Lorsqu’ils avaient présenté I-JEPA en juin dernier, les chercheurs de Meta avaient déclaré appliquer prochainement leur approche à la vidéo. C’est chose faite : Meta vient de publier V-JEPA (Video Joint Embedding Predictive Architecture), un modèle non génératif qui prédit les parties manquantes d’une vidéo grâce à l’apprentissage auto-supervisé. V-JEPA a été publié sous une licence Creative Commons Non Commercial pour que d’autres chercheurs puissent l’explorer et le développer.
En 2022, Yann LeCun avait partagé Joint-Embedding Predictive Architecture (JEPA), l’architecture sur laquelle ont été construits I-JEPA en 2023 et V-JEPA qui vient d’être publié.
Pour lui :
“Les animaux humains et non humains semblent capables d’acquérir d’énormes quantités de connaissances de base sur la façon dont le monde fonctionne grâce à l’observation et à travers une quantité incompréhensible d’interactions d’une manière indépendante des tâches et non supervisée. On peut émettre l’hypothèse que ces connaissances accumulées peuvent constituer la base de ce que l’on appelle souvent le bon sens.”
Ajoutant :
“Et le bon sens peut être vu comme une collection de modèles du monde qui peuvent guider sur ce qui est probable, ce qui est plausible et ce qui est impossible”.

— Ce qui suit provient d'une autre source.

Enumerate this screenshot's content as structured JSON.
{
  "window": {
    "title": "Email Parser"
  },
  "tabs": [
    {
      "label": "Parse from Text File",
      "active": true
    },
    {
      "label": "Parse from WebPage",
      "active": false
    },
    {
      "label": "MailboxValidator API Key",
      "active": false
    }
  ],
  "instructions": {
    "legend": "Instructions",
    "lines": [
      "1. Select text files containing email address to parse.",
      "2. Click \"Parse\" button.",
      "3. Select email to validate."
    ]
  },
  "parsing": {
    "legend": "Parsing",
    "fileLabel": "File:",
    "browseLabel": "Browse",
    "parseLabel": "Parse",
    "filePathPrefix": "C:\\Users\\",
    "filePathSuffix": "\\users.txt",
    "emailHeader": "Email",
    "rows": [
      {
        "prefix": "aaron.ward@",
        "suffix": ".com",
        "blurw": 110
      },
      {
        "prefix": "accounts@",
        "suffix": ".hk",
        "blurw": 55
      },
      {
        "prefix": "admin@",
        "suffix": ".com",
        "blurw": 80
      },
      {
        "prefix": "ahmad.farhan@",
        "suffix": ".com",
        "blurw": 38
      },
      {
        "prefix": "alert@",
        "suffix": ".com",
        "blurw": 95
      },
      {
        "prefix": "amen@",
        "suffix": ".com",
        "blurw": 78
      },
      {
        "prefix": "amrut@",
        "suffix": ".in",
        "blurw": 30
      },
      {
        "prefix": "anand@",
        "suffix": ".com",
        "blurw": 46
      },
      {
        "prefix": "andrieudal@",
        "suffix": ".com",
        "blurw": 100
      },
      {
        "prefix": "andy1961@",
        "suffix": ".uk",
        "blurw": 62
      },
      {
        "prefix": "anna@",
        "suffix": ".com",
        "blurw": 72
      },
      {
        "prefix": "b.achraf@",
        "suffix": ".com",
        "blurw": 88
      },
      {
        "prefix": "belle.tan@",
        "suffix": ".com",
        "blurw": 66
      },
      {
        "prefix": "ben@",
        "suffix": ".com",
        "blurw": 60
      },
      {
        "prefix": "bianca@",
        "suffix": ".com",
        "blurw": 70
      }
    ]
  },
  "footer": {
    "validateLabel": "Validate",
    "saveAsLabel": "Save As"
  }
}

Selon lui, pour construire une IA de niveau humain, les systèmes doivent apprendre des “modèles mondiaux”. Dans son blog “V-JEPA: The next step toward Yann LeCun’s vision of advanced machine intelligence (AMI)”, Meta explique :
“En tant qu’êtres humains, une grande partie de ce que nous apprenons sur le monde qui nous entoure, en particulier dans nos premières étapes de vie, est obtenue par l’observation. Prenons la troisième loi de Newton : même un nourrisson (ou un chat) peut intuitivement, après avoir renversé plusieurs objets d’une table et observé les résultats, comprendre que ce qui monte doit redescendre. Vous n’avez pas besoin de passer des heures à être instruit ou à lire des milliers de livres pour arriver à ce résultat”.
V-JEPA, un modèle non génératif
Les architectures génératives apprennent en supprimant ou en déformant des parties de l’entrée du modèle, par exemple, en effaçant une partie d’une photo ou en masquant certains mots dans un passage de texte. Elles essaient ensuite de prédire les pixels ou les mots manquants.
V-JEPA n’essaie pas de combler les pixels manquants dans une vidéo. Pré-entraîné sur 2 millions de vidéos collectées à partir de jeux de données publics, il apprend à prédire les parties manquantes ou masquées d’une vidéo dans un espace de représentation abstrait, sans utiliser de données étiquetées.
Son approche non générative lui confère une grande flexibilité, lui permettant d’ignorer les informations imprévisibles et de se concentrer sur ce qui est essentiel. “Après tout, si une vidéo montre un arbre, vous n’êtes probablement pas préoccupé par les mouvements minimes de chaque feuille individuelle”, souligne Meta.
De plus, sa capacité à fonctionner avec un minimum de données étiquetées après le pré-entraînement pour une tâche spécifique en fait un outil extrêmement efficace pour l’apprentissage et l’adaptation à de nouveaux domaines et tâches.
V-JEPA entraîne un encodeur visuel en prédisant des régions spatio-temporelles masquées dans un espace latent appris. Contrairement aux méthodes génératives qui ont un décodeur de pixels, V-JEPA a un prédicteur qui fait des prédictions dans cet espace latent.
L’équipe a utilisé une approche où elle masquait des parties de la vidéo à la fois dans l’espace et dans le temps, ce qui force le modèle à apprendre et à développer une compréhension de la scène.
V-JEPA peut être adapté à différentes tâches en aval, comme la classification d’actions, la reconnaissance d’interactions fines entre objets, et la localisation d’activités. L’équipe de Meta envisage d’améliorer V-JEPA en intégrant l’audio, en augmentant l’horizon temporel des prédictions, et en utilisant le modèle pour la planification et la prise de décision séquentielle. L’objectif est de construire une intelligence artificielle plus ancrée dans le monde physique et capable d’apprendre comme les humains.
Yann LeCun conclut :
“V-JEPA est un pas vers une compréhension plus approfondie du monde afin que les machines puissent atteindre un raisonnement et une planification plus généralisés. Notre objectif est de construire une intelligence artificielle avancée qui peut apprendre davantage comme le font les humains, en formant des modèles internes du monde qui les entoure pour apprendre, s’adapter et élaborer des plans efficacement dans le but de réaliser des tâches complexes”.